Hal-hal yang demikian itu hanya membuat rantai kekerasan semakin berlanjut. Kita tidak akan pernah melmberhentikannya, justru kita hanya akan melahirkan dendam yang baru kepada para pelaku yang melakukan bullying atau bahkan trauma yang sama. Bukankah jauh lebih baik kita berempati pada korban dan memberikan dukungan kepada para pelaku untuk memperbaiki kesalahan yang mereka lakukan kepada Audrey?

Sekalipun demikian, calonteolog.com agak pesimis dengan hal ini. Sebab, bila Yesus melakukannya dengan ketulusan, tanpa sebuah paksaan ataupun kepentingan. Sementara Gereja yang menyatakan dirinya sebagai pengikut Kristus, justru sering kali ditemukan melakukan hal yang berbeda.

Yesus melakukannya ini tanpa paksaan sama sekali. Sehingga dia tidak merasa bosan untuk melakukannya. Sekalipun ada masalah ataupun kekecewaan yang dia dapatkan ketika melihat murid-murid yang sering kali didekatNya malah, tidak memahami diriNya. Namun, apakah itu membuat Yesus untuk memberhentikan pelayananNya di dunia? Sama sekali tidak. Bahkan sekalipun dia harus menangis karena Dia sadar, tidak lama lagi orang-orang yang memujiNya justru adalah orang-orang yang akan memberikan penghukuman. IA-pun tetap menjalankan secara konsisten.

Tetapi, apakah citra itu ditangkap dan dilakukan oleh orang-orang yang hidup dan menyaksikan semua perjalanan dan pelayanan Yesus di Dunia? Tentu, calonteolog.com tidak memungkuri bila banyak terjadi pertobatan setelahnya. Sekalipun masih ada juga orang-orang yang justru memilih untuk menyaksikan dan memberitakan hal yang berbeda kepada banyak orang juga. Tapi bukan itu poin utamanya, justru yang menjadi pertanyaan penting adalah Gereja? Bagaimana dengan Gereja saat ini?

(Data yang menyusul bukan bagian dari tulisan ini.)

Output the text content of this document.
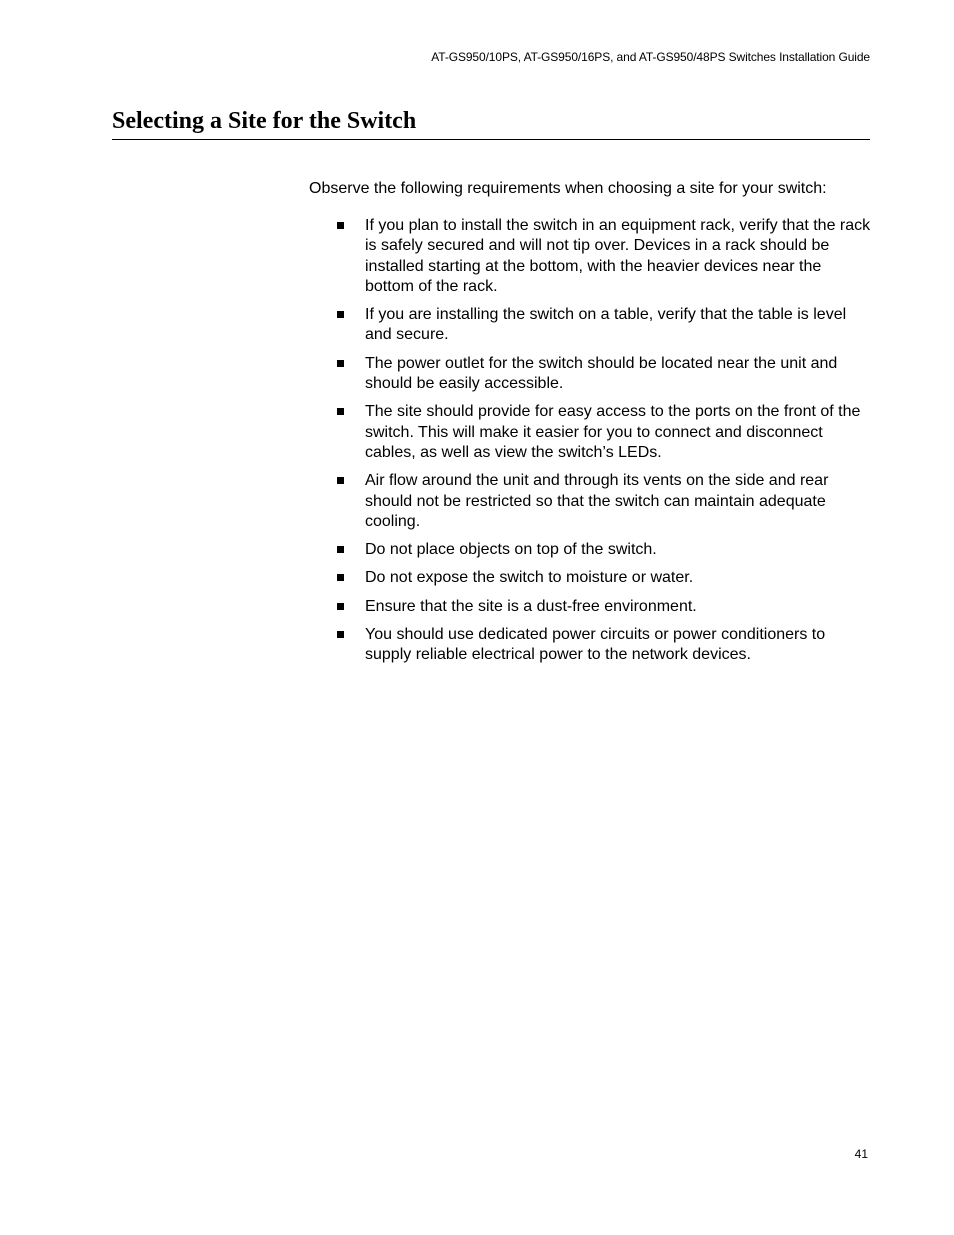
AT-GS950/10PS, AT-GS950/16PS, and AT-GS950/48PS Switches Installation Guide
Selecting a Site for the Switch

Observe the following requirements when choosing a site for your switch:

If you plan to install the switch in an equipment rack, verify that the rack is safely secured and will not tip over. Devices in a rack should be installed starting at the bottom, with the heavier devices near the bottom of the rack.
If you are installing the switch on a table, verify that the table is level and secure.
The power outlet for the switch should be located near the unit and should be easily accessible.
The site should provide for easy access to the ports on the front of the switch. This will make it easier for you to connect and disconnect cables, as well as view the switch’s LEDs.
Air flow around the unit and through its vents on the side and rear should not be restricted so that the switch can maintain adequate cooling.
Do not place objects on top of the switch.
Do not expose the switch to moisture or water.
Ensure that the site is a dust-free environment.
You should use dedicated power circuits or power conditioners to supply reliable electrical power to the network devices.
41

Apakah, Gereja juga membangun dan menampilkan Citra yang sama seperti Yesus? Jika ia, mengapa ada seorang Guru Sekolah Minggu yang memberikan kekerasan baik secara verbal ataupun non-verbal, hanya untuk menyuruh anak-anak Sekolah Minggu mendengar pengajaran Guru tersebut. Lalu bagaimana ketika pejabat-pejabat Gereja justru merasa sulit untuk meminta maaf pada apa yang telah dilakukannya sehingga membuat hati orang-orang lain yang datang justru terluka. Malah melakukan pembenaran dengan mengatakan, bahwa Firman Tuhan harus menampar orang-orang yang bersalah. Jika Gereja melakukan hal yang sama, mengapa banyak orang merasakan sakit hati pada tindakan penghakiman yang dilakukan oleh Gereja kepada dirinya? Sungguh, dalam bayangan calonteolog.com Yesus menangis kembali. Karena CitraNya bukan hanya disalibkan oleh orang-orang yang berseru ketika di Betfage, tetapi juga karena CitraNya ditolak dari orang-orang yang mengaku sebagai pengikutNya.